VERSO 39: Depois disso, Brahmā abandonou aquela brilhante e amada forma de luar. Viśvāvasu e outros Gandharvas de bom grado tomaram posse dela.

VERSO 40: O glorioso Brahmā, em seguida, gerou de sua preguiça os fantasmas e espíritos malignos, mas fechou os olhos quando os viu nus com seus cabelos em desalinho.

VERSO 41: Os fantasmas e espíritos malignos tomaram posse do corpo jogado fora sob a forma do bocejo de Brahmā, o criador das entidades vivas. Também se conhece isso como o sono que causa a salivação. Os duendes e fantasmas atacam homens que são impuros, ataque este conhecido como insanidade.

VERSO 42: Reconhecendo-se cheio de desejo e energia, o adorável Brahmā, criador das entidades vivas, gerou de sua própria forma invisível, de seu umbigo, as hostes de Sādhyas e Pitās.

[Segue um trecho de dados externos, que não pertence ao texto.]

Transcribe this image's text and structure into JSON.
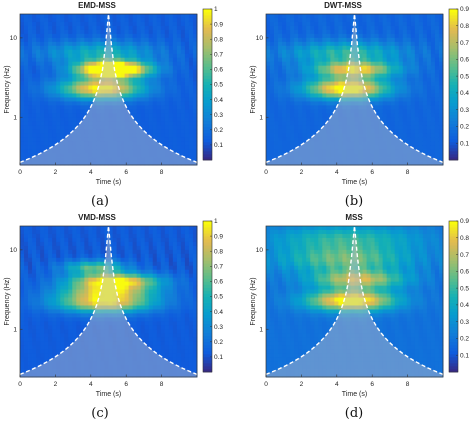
{
  "chart_data": [
    {
      "type": "heatmap",
      "title": "EMD-MSS",
      "caption": "(a)",
      "xlabel": "Time (s)",
      "ylabel": "Frequency (Hz)",
      "xlim": [
        0,
        10
      ],
      "ylim": [
        0.25,
        20
      ],
      "yscale": "log",
      "xticks": [
        "0",
        "2",
        "4",
        "6",
        "8"
      ],
      "yticks": [
        "10",
        "1"
      ],
      "colorbar_ticks": [
        "0.1",
        "0.2",
        "0.3",
        "0.4",
        "0.5",
        "0.6",
        "0.7",
        "0.8",
        "0.9",
        "1"
      ],
      "colorbar_range": [
        0,
        1
      ],
      "blobs": [
        {
          "t": 4.6,
          "f": 2.3,
          "amp": 0.9,
          "st": 1.6,
          "sf": 0.09
        },
        {
          "t": 5.6,
          "f": 4.0,
          "amp": 0.95,
          "st": 1.3,
          "sf": 0.07
        },
        {
          "t": 4.6,
          "f": 4.0,
          "amp": 0.55,
          "st": 1.2,
          "sf": 0.07
        },
        {
          "t": 4.5,
          "f": 6.5,
          "amp": 0.35,
          "st": 2.2,
          "sf": 0.1
        }
      ],
      "background": 0.13
    },
    {
      "type": "heatmap",
      "title": "DWT-MSS",
      "caption": "(b)",
      "xlabel": "Time (s)",
      "ylabel": "Frequency (Hz)",
      "xlim": [
        0,
        10
      ],
      "ylim": [
        0.25,
        20
      ],
      "yscale": "log",
      "xticks": [
        "0",
        "2",
        "4",
        "6",
        "8"
      ],
      "yticks": [
        "10",
        "1"
      ],
      "colorbar_ticks": [
        "0.1",
        "0.2",
        "0.3",
        "0.4",
        "0.5",
        "0.6",
        "0.7",
        "0.8",
        "0.9"
      ],
      "colorbar_range": [
        0,
        0.9
      ],
      "blobs": [
        {
          "t": 4.6,
          "f": 2.3,
          "amp": 0.85,
          "st": 1.6,
          "sf": 0.09
        },
        {
          "t": 5.0,
          "f": 4.0,
          "amp": 0.7,
          "st": 1.6,
          "sf": 0.07
        },
        {
          "t": 4.5,
          "f": 6.5,
          "amp": 0.35,
          "st": 2.3,
          "sf": 0.1
        }
      ],
      "background": 0.14
    },
    {
      "type": "heatmap",
      "title": "VMD-MSS",
      "caption": "(c)",
      "xlabel": "Time (s)",
      "ylabel": "Frequency (Hz)",
      "xlim": [
        0,
        10
      ],
      "ylim": [
        0.25,
        20
      ],
      "yscale": "log",
      "xticks": [
        "0",
        "2",
        "4",
        "6",
        "8"
      ],
      "yticks": [
        "10",
        "1"
      ],
      "colorbar_ticks": [
        "0.1",
        "0.2",
        "0.3",
        "0.4",
        "0.5",
        "0.6",
        "0.7",
        "0.8",
        "0.9",
        "1"
      ],
      "colorbar_range": [
        0,
        1
      ],
      "blobs": [
        {
          "t": 4.8,
          "f": 2.2,
          "amp": 0.85,
          "st": 1.9,
          "sf": 0.09
        },
        {
          "t": 5.3,
          "f": 4.0,
          "amp": 0.95,
          "st": 1.7,
          "sf": 0.07
        },
        {
          "t": 4.2,
          "f": 6.0,
          "amp": 0.5,
          "st": 1.2,
          "sf": 0.06
        },
        {
          "t": 5.0,
          "f": 3.0,
          "amp": 0.45,
          "st": 1.8,
          "sf": 0.06
        }
      ],
      "background": 0.12
    },
    {
      "type": "heatmap",
      "title": "MSS",
      "caption": "(d)",
      "xlabel": "Time (s)",
      "ylabel": "Frequency (Hz)",
      "xlim": [
        0,
        10
      ],
      "ylim": [
        0.25,
        20
      ],
      "yscale": "log",
      "xticks": [
        "0",
        "2",
        "4",
        "6",
        "8"
      ],
      "yticks": [
        "10",
        "1"
      ],
      "colorbar_ticks": [
        "0.1",
        "0.2",
        "0.3",
        "0.4",
        "0.5",
        "0.6",
        "0.7",
        "0.8",
        "0.9"
      ],
      "colorbar_range": [
        0,
        0.9
      ],
      "blobs": [
        {
          "t": 4.8,
          "f": 2.3,
          "amp": 0.8,
          "st": 1.7,
          "sf": 0.09
        },
        {
          "t": 5.2,
          "f": 4.2,
          "amp": 0.55,
          "st": 1.8,
          "sf": 0.08
        },
        {
          "t": 4.5,
          "f": 7.5,
          "amp": 0.4,
          "st": 2.6,
          "sf": 0.12
        },
        {
          "t": 4.5,
          "f": 14.0,
          "amp": 0.3,
          "st": 3.0,
          "sf": 0.12
        }
      ],
      "background": 0.18
    }
  ]
}
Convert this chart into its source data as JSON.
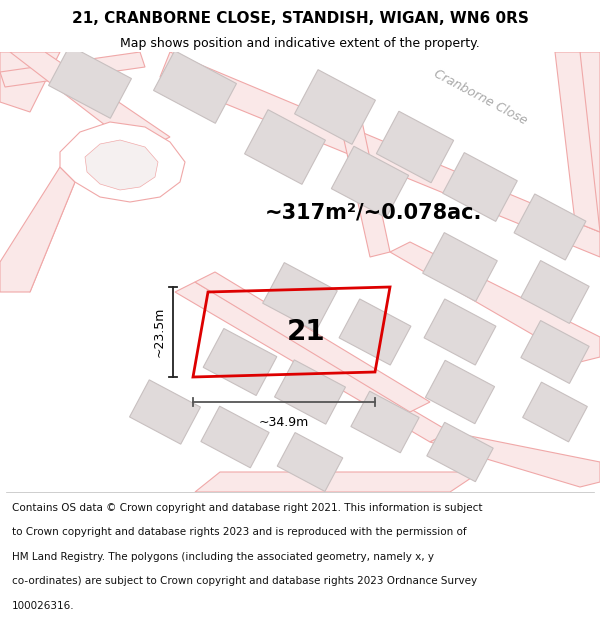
{
  "title": "21, CRANBORNE CLOSE, STANDISH, WIGAN, WN6 0RS",
  "subtitle": "Map shows position and indicative extent of the property.",
  "area_text": "~317m²/~0.078ac.",
  "plot_number": "21",
  "dim_width": "~34.9m",
  "dim_height": "~23.5m",
  "road_label": "Cranborne Close",
  "footer_lines": [
    "Contains OS data © Crown copyright and database right 2021. This information is subject",
    "to Crown copyright and database rights 2023 and is reproduced with the permission of",
    "HM Land Registry. The polygons (including the associated geometry, namely x, y",
    "co-ordinates) are subject to Crown copyright and database rights 2023 Ordnance Survey",
    "100026316."
  ],
  "map_bg": "#ffffff",
  "road_line_color": "#f0a8a8",
  "road_fill_color": "#fae8e8",
  "building_fill": "#e0dada",
  "building_edge": "#c8c0c0",
  "plot_color": "#dd0000",
  "dim_color": "#333333",
  "title_fontsize": 11,
  "subtitle_fontsize": 9,
  "area_fontsize": 15,
  "number_fontsize": 20,
  "road_label_fontsize": 9,
  "footer_fontsize": 7.5
}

VERSO 43: Os próprios Pitās tomaram posse do corpo invisível, a fonte de sua existência. É por intermédio desse corpo invisível que aqueles bem versados nos rituais oferecem oblações aos Sādhyas e Pitās [na forma de seus ancestrais falecidos] na ocasião de śrāddha.

VERSO 44: Então, o senhor Brahmā, através de sua habilidade em esconder-se da vista, criou os Siddhas e Vidyādharas e deu-lhes aquela sua maravilhosa forma conhecida como Antardhāna.

VERSO 45: Certo dia, Brahmā, o criador das entidades vivas, observou seu próprio reflexo na água, e, admirando-se, gerou os Kimpuruṣas, bem como os Kinnaras, a partir daquele reflexo.

VERSO 46: Os Kimpuruṣas e Kinnaras tomaram posse daquela forma sombria deixada por Brahmā. É por isso que eles e suas esposas cantam louvores a ele a cada aurora, relatando suas atividades maravilhosas.

VERSO 47: Certa vez, Brahmā deitou-se com o corpo inteiramente esticado. Ele estava muito aborrecido porque o trabalho da criação não progredia a contento, e, num estado de espírito taciturno, ele abandonou aquele corpo também.

VERSO 48: Ó querido Vidura, o cabelo que caiu daquele corpo transformou-se em serpentes, e, mesmo enquanto o corpo rastejava para frente com suas mãos e seus pés contraídos, dele saltaram ferozes serpentes e Nāgas expandindo seus capelos levantados.

VERSO 49: Certo dia, Brahmā, o autógeno, a primeira criatura vivente, sentiu-se como se o objetivo de sua vida tivesse sido alcançado. Naquele momento, ele gerou de sua mente os Manus, que promovem as atividades beneficentes do universo.

VERSO 50: O criador, senhor de si, deu-lhes sua própria forma humana. Ao verem os Manus, aqueles que tinham sido criados antes – os semideuses, os Gandharvas e assim por diante – aplaudiram Brahmā, o senhor do universo.

VERSO 51: Eles oraram: Ó criador do universo, estamos contentes; o que tu produziste é muito bom. Uma vez que os atos ritualísticos foram agora estabelecidos convenientemente nesta forma humana, todos nós compartilharemos das oblações sacrificatórias.

VERSO 52: Tendo se equipado com austera penitência, adoração, concentração mental e absorção em devoção, acompanhados pela falta de paixão, e tendo controlado seus sentidos, Brahmā, a criatura viva autógena, gerou grandes sábios como seus amados filhos.

VERSO 53: O criador não-nascido do universo deu a cada um daqueles filhos uma parte de seu próprio corpo, que era caracterizado pela profunda meditação, concentração mental, poder sobrenatural, austeridade, adoração e renúncia.